Parallel Cloud Computing: Making Massive Actuarial Risk Analysis Possible
Machine learning is spreading quickly across many industries, including the insurance sector with applications in actuarial analysis, and is showing promising results for making better predictions and automating manual tasks. However, with increases in data size and the greater power of more complex algorithms, the computing resources it takes to crunch the numbers increase as well. Nowadays, it may take days or months to conduct an analysis on a single machine. There is a solution, though: thanks to advances in cloud computing, the phrase "the sky's the limit" has a whole new meaning as we now have the ability to speed up time if the reward outweighs the cost of doing so.
In order to utilize the time-saving efficiencies of the cloud, a large computational process must be able to be broken down into independent tasks that can be run in parallel. Not every process fits this mold. Some processes rely on a series of sequential calculations, where each calculation is dependent on the ones that precede it. An example of such a process would be calculating a single sequence of time-dependent events, which would not be a good use case for the parallel computing capabilities of the cloud.
Machine learning, however, is full of many processes that can be broken down into independent tasks calculated in parallel, which can then be merged together after all independent calculations have been completed. A good example of this would be an ensemble method such as the random forest algorithm, which is used to develop a predictive model comprised of hundreds to thousands of independent decision trees that are averaged together to produce a single prediction. Another easily parallelizable example is the Monte Carlo simulation. These algorithms are prime candidates for the massive parallel computing abilities of the cloud. Almost all supervised learning algorithms use some kind of resampling technique (e.g., bootstrapping and cross-validation) to optimize the bias-variance trade-off for generalization. Most resampling techniques are embarrassingly parallel and can benefit greatly from cloud computing.

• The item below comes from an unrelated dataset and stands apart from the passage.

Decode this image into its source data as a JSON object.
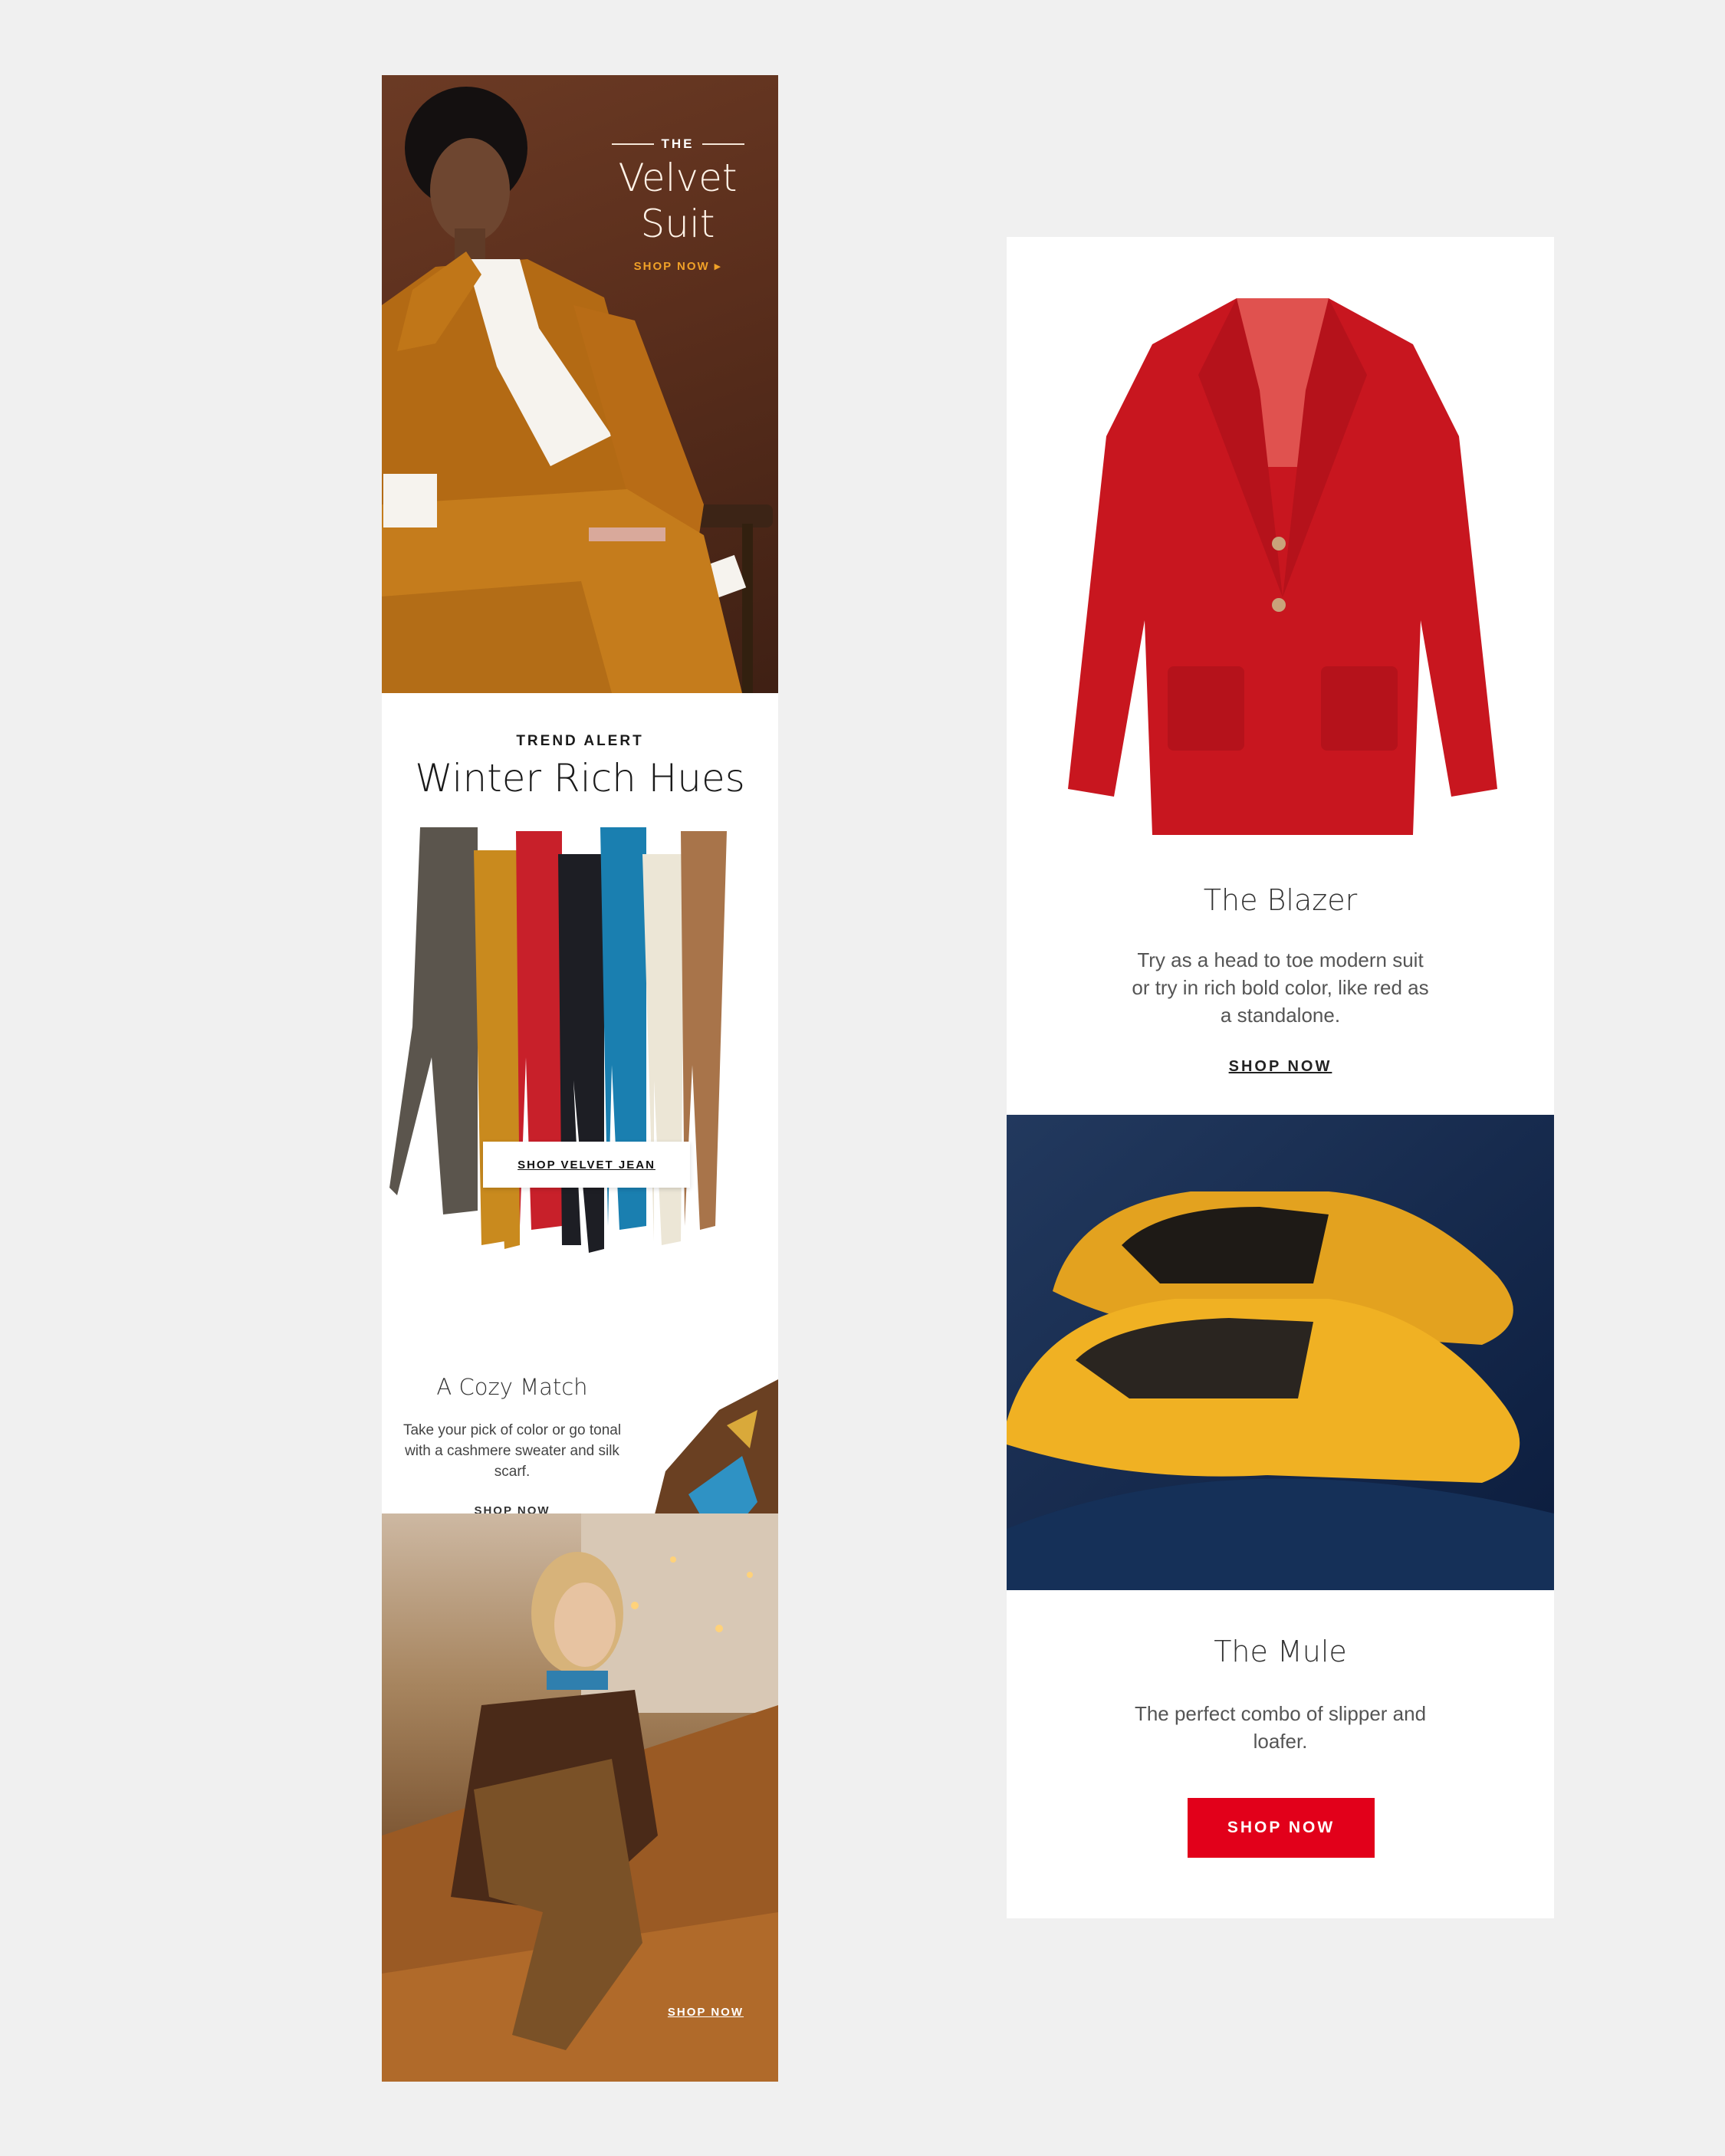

Setting the Stage for the Cloud
This article will walk through a cloud use case where we were able to cut a 3-month machine learning exploration project1 down to just under 4 days using a mixture of open source tools and the Microsoft Azure cloud. This translates to an approximate 25-fold reduction in serial computing time for such a task. We will give a short introduction to the cloud while sharing our experience of managing the pool of data-crunching machines that ran our analysis. In closing, we will discuss lessons learned and ways to improve the plan of attack, as well as touch on the importance of state management to aid in efficiency and the reproducibility of results when using the cloud.

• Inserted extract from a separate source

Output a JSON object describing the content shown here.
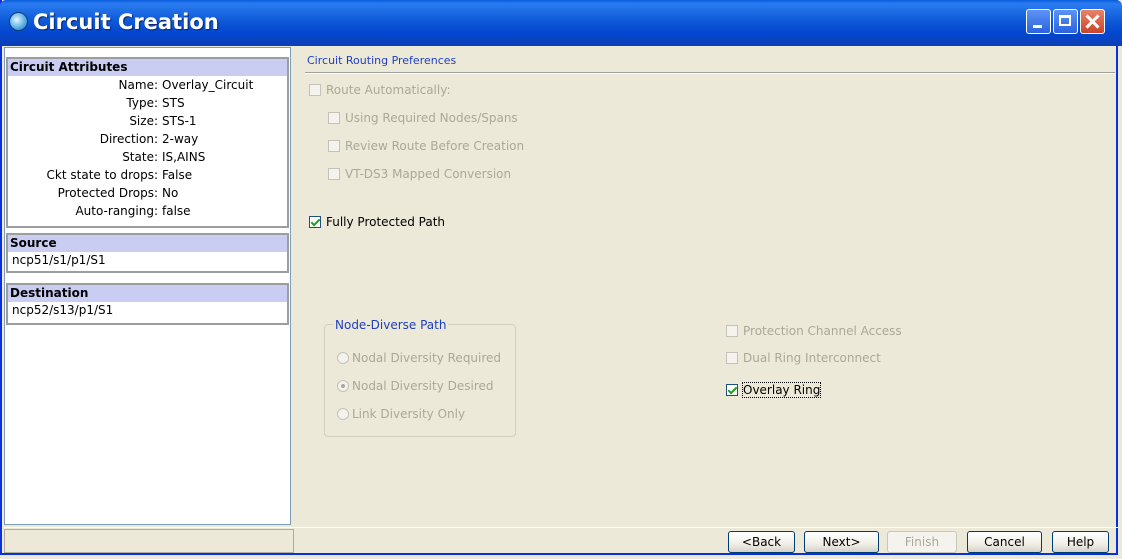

In our case, we used the cloud to help with a large machine learning exploration project, which was comprised of many calculations done in open source R. Our initial exploration started with a single heavy-duty, bare-metal machine that could handle traditional memory and compute intensive tasks. We quickly discovered that in order to run the full exploration analysis we mapped out, we would miss our deadline. Our initial estimate was that the full analysis—when run sequentially on our in-house machine—was expected to take 90 days of continuous computer run time. However, with some manual effort to break the analysis into semi-equal chunks, we estimated we could run it in Microsoft's Azure cloud and complete all of our calculations in less than a week. This approximately 25-fold reduction in serial computing time to run our analysis gave us more time to digest the results, giving us the ability to run further variants of our initial exploration plan. More variants can equal better value to the client.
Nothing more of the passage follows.